Relaxed selection in the deep sea appears to explain some gene content differences.

The increased content of mobile elements in the deep-sea versus the surface water metagenome, clearly the most profound signature of the deep-sea community, raised the question of whether relaxed purifying (negative) selection or positive selection for the functions associated with these mobile elements has fostered their expansion. Analysis of the Dn/Ds ratio can provide some clues about the strength of selection, with lower Dn/Ds values being indicative of stronger negative selection on protein sequences. Homologous proteins within the 4,000-m-depth data set showed two to three times higher Dn/Ds ratios than their surface water counterparts (Fig. 2). Similar results were noted when proteins of two abundant and phylogenetically unrelated autochthonous populations, as opposed to randomly selected WGS proteins, were examined. Proteins encoded in deep-sea Crenarchaea (20) and Pelagibacter (Alphaproteobacteria) (15) genomes showed average Dn/Ds values of 0.035 and 0.04 versus 0.01 and 0.02 for their shallow-water relatives, respectively (Fig. 2, inset). Notably, Dn/Ds analysis on a small number of available protein sequences from seven different depths of the Pacific Ocean (10) indicated that Dn/Ds ratios increased with depth, which corresponded with increased transposase content at greater depths (Fig. 3).
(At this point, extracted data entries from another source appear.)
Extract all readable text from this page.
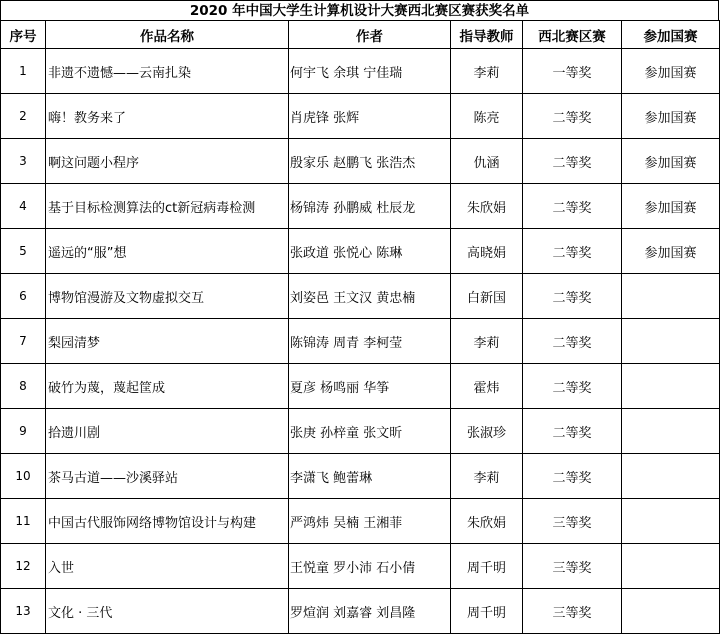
2020 年中国大学生计算机设计大赛西北赛区赛获奖名单
序号	作品名称	作者	指导教师	西北赛区赛	参加国赛
1	非遗不遗憾——云南扎染	何宇飞 余琪 宁佳瑞	李莉	一等奖	参加国赛
2	嗨！教务来了	肖虎锋 张辉	陈亮	二等奖	参加国赛
3	啊这问题小程序	殷家乐 赵鹏飞 张浩杰	仇涵	二等奖	参加国赛
4	基于目标检测算法的ct新冠病毒检测	杨锦涛 孙鹏威 杜辰龙	朱欣娟	二等奖	参加国赛
5	遥远的“服”想	张政道 张悦心 陈琳	高晓娟	二等奖	参加国赛
6	博物馆漫游及文物虚拟交互	刘姿邑 王文汉 黄忠楠	白新国	二等奖	
7	梨园清梦	陈锦涛 周青 李柯莹	李莉	二等奖	
8	破竹为蔑，蔑起筐成	夏彦 杨鸣丽 华筝	霍炜	二等奖	
9	拾遗川剧	张庚 孙梓童 张文昕	张淑珍	二等奖	
10	茶马古道——沙溪驿站	李潇飞 鲍蕾琳	李莉	二等奖	
11	中国古代服饰网络博物馆设计与构建	严鸿炜 吴楠 王湘菲	朱欣娟	三等奖	
12	入世	王悦童 罗小沛 石小倩	周千明	三等奖	
13	文化 · 三代	罗煊润 刘嘉睿 刘昌隆	周千明	三等奖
Although it is possible that some of the transposase sequences may have been under positive selection, the results generally indicated that relaxed selection promoted the expansion of the majority of mobile elements in the deep-sea genomes. The identification of several instances where transposases truncated evolutionarily conserved (hence, presumably essential) genes or were in close proximity with other transposases and/or prophage integrases (see Table S4 in the supplemental material for an example) is also consistent with the latter hypothesis. Relaxed selection might be due to the slower growth rates and/or smaller population sizes that typify deep-sea microbial communities.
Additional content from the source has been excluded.